Esasen hükmî-dinî temizlenme ve arınma vasıtası olan guslün sebebi, hükmî kirliliktir. Bu sebeple hükmî kirlilik hali sayılan cünüplük, hayız ve nifas halleri guslü gerektiren üç temel sebeptir. Ancak bu üç durumun dinî literatürde büyük kirlilik olarak anılması, bu durumdaki kimselerin dinen necis sayıldığı anlamına gelmez. Mümin necis olmaz. Hatta müşriklerin necis olduğu meâlindeki âyet de (Tevbe 9/28) onların hükmî kirliliklerine işaret olarak anlaşılmıştır. Bu sebepledir ki, belirli ibadetleri veya ibadetle yakından ilgili fiilleri yapmak için gerekli ruhî ve mânevî hazırlığa sahip olmadıkları anlamına gelir. Bundan dolayı cünüp kimsenin oruca devam etmesi veya namaz vaktine kadar yıkanmayı geciktirmesi günah sayılmayıp namazın kılınabileceği son vakit öncesinde gusletmesi farz görülmüştür. Diğer bir anlatımla gusül, hükmî kirliliği sona erdirip belirli ibadetleri yapmayı mümkün hale getiren bir hükmî temizlenme usulünden ibarettir.

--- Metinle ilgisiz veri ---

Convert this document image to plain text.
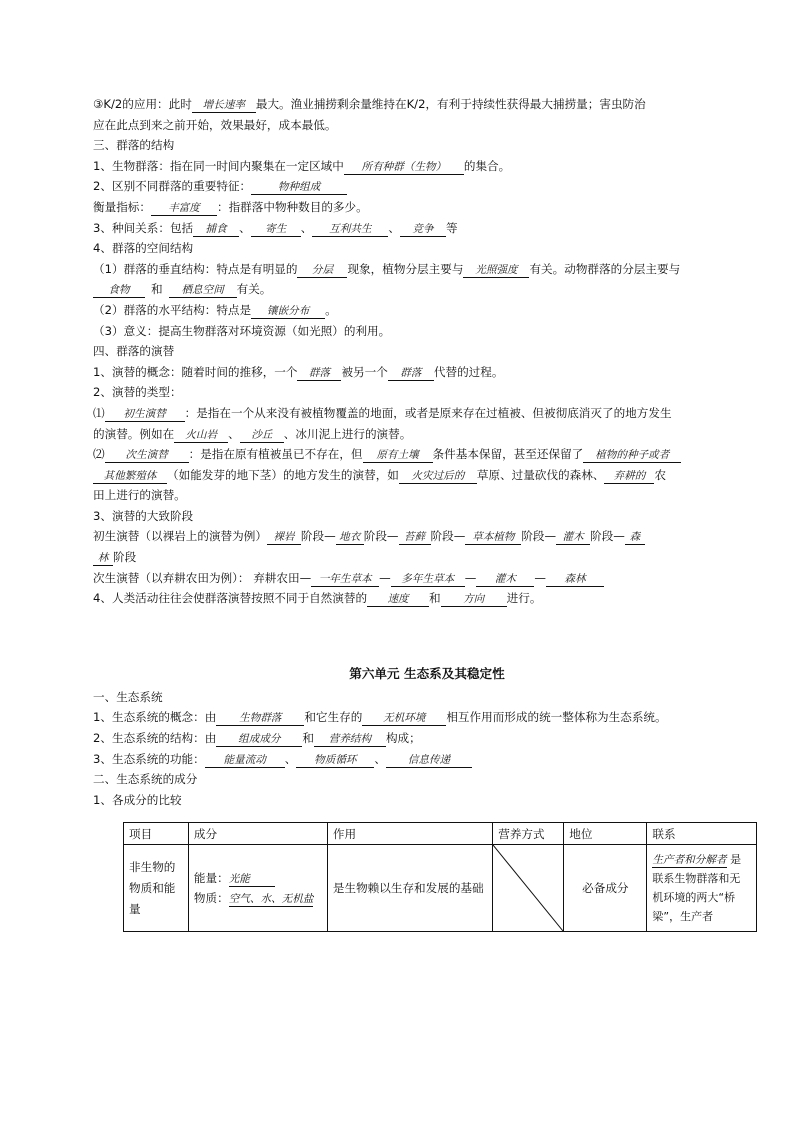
③K/2的应用：此时 增长速率 最大。渔业捕捞剩余量维持在K/2，有利于持续性获得最大捕捞量；害虫防治
应在此点到来之前开始，效果最好，成本最低。
三、群落的结构
1、生物群落：指在同一时间内聚集在一定区域中 所有种群（生物） 的集合。
2、区别不同群落的重要特征：	物种组成
衡量指标： 丰富度 ：指群落中物种数目的多少。
3、种间关系：包括 捕食 、 寄生 、 互利共生 、 竞争 等
4、群落的空间结构
（1）群落的垂直结构：特点是有明显的 分层 现象，植物分层主要与 光照强度 有关。动物群落的分层主要与
食物 和 栖息空间 有关。
（2）群落的水平结构：特点是 镶嵌分布 。
（3）意义：提高生物群落对环境资源（如光照）的利用。
四、群落的演替
1、演替的概念：随着时间的推移，一个 群落 被另一个 群落 代替的过程。
2、演替的类型：
⑴ 初生演替 ：是指在一个从来没有被植物覆盖的地面，或者是原来存在过植被、但被彻底消灭了的地方发生
的演替。例如在 火山岩 、 沙丘 、冰川泥上进行的演替。
⑵ 次生演替 ：是指在原有植被虽已不存在，但 原有土壤 条件基本保留，甚至还保留了 植物的种子或者
其他繁殖体 （如能发芽的地下茎）的地方发生的演替，如 火灾过后的 草原、过量砍伐的森林、 弃耕的 农
田上进行的演替。
3、演替的大致阶段
初生演替（以裸岩上的演替为例） 裸岩 阶段— 地衣 阶段— 苔藓 阶段— 草本植物 阶段— 灌木 阶段— 森
林 阶段
次生演替（以弃耕农田为例）： 弃耕农田— 一年生草本 — 多年生草本 — 灌木 — 森林
4、人类活动往往会使群落演替按照不同于自然演替的 速度 和 方向 进行。
第六单元 生态系及其稳定性
一、生态系统
1、生态系统的概念：由 生物群落 和它生存的 无机环境 相互作用而形成的统一整体称为生态系统。
2、生态系统的结构：由 组成成分 和 营养结构 构成；
3、生态系统的功能： 能量流动 、 物质循环 、 信息传递
二、生态系统的成分
1、各成分的比较
项目	成分	作用	营养方式	地位	联系
非生物的物质和能量	能量：光能
物质：空气、水、无机盐	是生物赖以生存和发展的基础		必备成分	生产者和分解者 是联系生物群落和无机环境的两大“桥梁”，生产者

Guslü gerektiren haller üçtür:
1 – Cünüplük hâlidir. Bu, iki sebebden ileri gelir:
a. İster uyanık halde olsun, isterse uyku hâlinde olsun, herhangi bir cinsel uyarı veya ilişki olmaksızın, şehvetle meninin dışarı atılması, cinsel doyum halinin meydana gelmesi.

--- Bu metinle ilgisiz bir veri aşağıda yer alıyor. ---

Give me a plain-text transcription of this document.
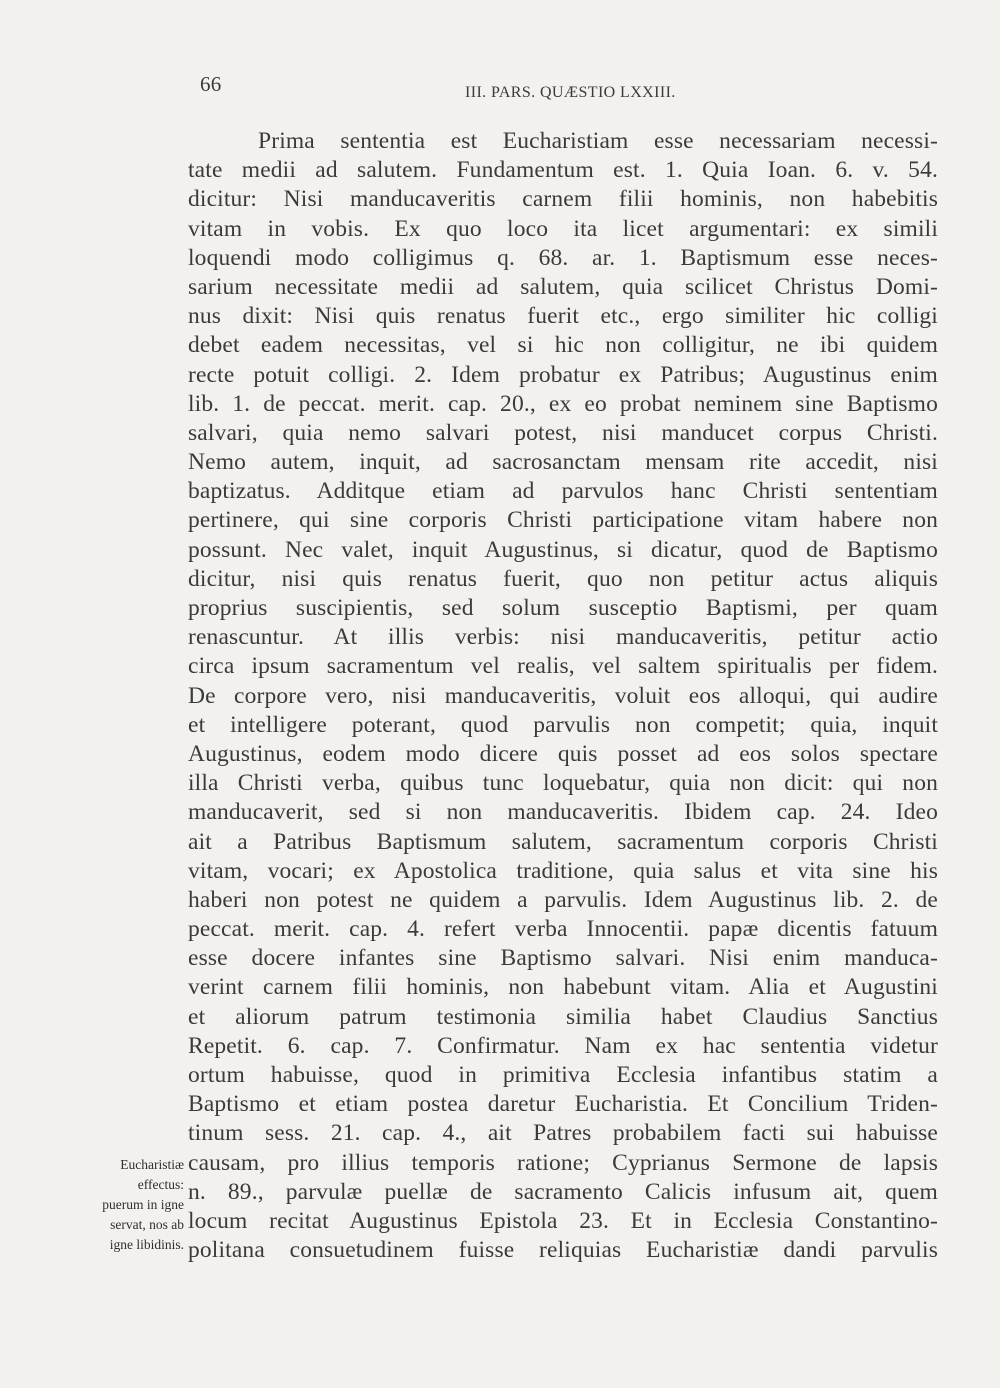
66	III. PARS. QUÆSTIO LXXIII.
Eucharistiæ
effectus:
puerum in igne
servat, nos ab
igne libidinis.
Prima sententia est Eucharistiam esse necessariam necessi-
tate medii ad salutem. Fundamentum est. 1. Quia Ioan. 6. v. 54.
dicitur: Nisi manducaveritis carnem filii hominis, non habebitis
vitam in vobis. Ex quo loco ita licet argumentari: ex simili
loquendi modo colligimus q. 68. ar. 1. Baptismum esse neces-
sarium necessitate medii ad salutem, quia scilicet Christus Domi-
nus dixit: Nisi quis renatus fuerit etc., ergo similiter hic colligi
debet eadem necessitas, vel si hic non colligitur, ne ibi quidem
recte potuit colligi. 2. Idem probatur ex Patribus; Augustinus enim
lib. 1. de peccat. merit. cap. 20., ex eo probat neminem sine Baptismo
salvari, quia nemo salvari potest, nisi manducet corpus Christi.
Nemo autem, inquit, ad sacrosanctam mensam rite accedit, nisi
baptizatus. Additque etiam ad parvulos hanc Christi sententiam
pertinere, qui sine corporis Christi participatione vitam habere non
possunt. Nec valet, inquit Augustinus, si dicatur, quod de Baptismo
dicitur, nisi quis renatus fuerit, quo non petitur actus aliquis
proprius suscipientis, sed solum susceptio Baptismi, per quam
renascuntur. At illis verbis: nisi manducaveritis, petitur actio
circa ipsum sacramentum vel realis, vel saltem spiritualis per fidem.
De corpore vero, nisi manducaveritis, voluit eos alloqui, qui audire
et intelligere poterant, quod parvulis non competit; quia, inquit
Augustinus, eodem modo dicere quis posset ad eos solos spectare
illa Christi verba, quibus tunc loquebatur, quia non dicit: qui non
manducaverit, sed si non manducaveritis. Ibidem cap. 24. Ideo
ait a Patribus Baptismum salutem, sacramentum corporis Christi
vitam, vocari; ex Apostolica traditione, quia salus et vita sine his
haberi non potest ne quidem a parvulis. Idem Augustinus lib. 2. de
peccat. merit. cap. 4. refert verba Innocentii. papæ dicentis fatuum
esse docere infantes sine Baptismo salvari. Nisi enim manduca-
verint carnem filii hominis, non habebunt vitam. Alia et Augustini
et aliorum patrum testimonia similia habet Claudius Sanctius
Repetit. 6. cap. 7. Confirmatur. Nam ex hac sententia videtur
ortum habuisse, quod in primitiva Ecclesia infantibus statim a
Baptismo et etiam postea daretur Eucharistia. Et Concilium Triden-
tinum sess. 21. cap. 4., ait Patres probabilem facti sui habuisse
causam, pro illius temporis ratione; Cyprianus Sermone de lapsis
n. 89., parvulæ puellæ de sacramento Calicis infusum ait, quem
locum recitat Augustinus Epistola 23. Et in Ecclesia Constantino-
politana consuetudinem fuisse reliquias Eucharistiæ dandi parvulis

Şâfiîler hariç fakihlerin çoğunluğu, cünüplük için meninin şehvetle gelmesini şart gördüklerinden, ağır kaldırma, düşme, hastalık gibi sebeplerle meninin gelmesini cünüplük sebebi saymazlar.
Uyandığında ihtilâm olduğunu hatırlamamakla birlikte elbisesinde meni bulaşığı gören kimsenin gusletmesi gerekir. Buna karşılık ihtilâm olduğunu hatırladığı halde elbisesinde böyle bir iz görmeyen kimsenin ise gusletmesi gerekmez.
b. Cinsel ilişkide bulunulması... Burada meninin gelmesi (orgazm) şart değildir. Cinsel münasebetin kendisi cünüplük sebebidir.
2 – Guslü farz kılan ikinci hal, kadınların hayız hâlidir. Kadınların hayız halleri son bulunca, gusletmeleri farz olur.
3 – Gusletmeyi farz kılan üçüncü durum, yine kadınlara özel bir hâl olan nifas, yani doğumdan sonraki lohusalık hâlidir. Nifas hâlinden kurtulan bir kadına da gusletmek farz olur.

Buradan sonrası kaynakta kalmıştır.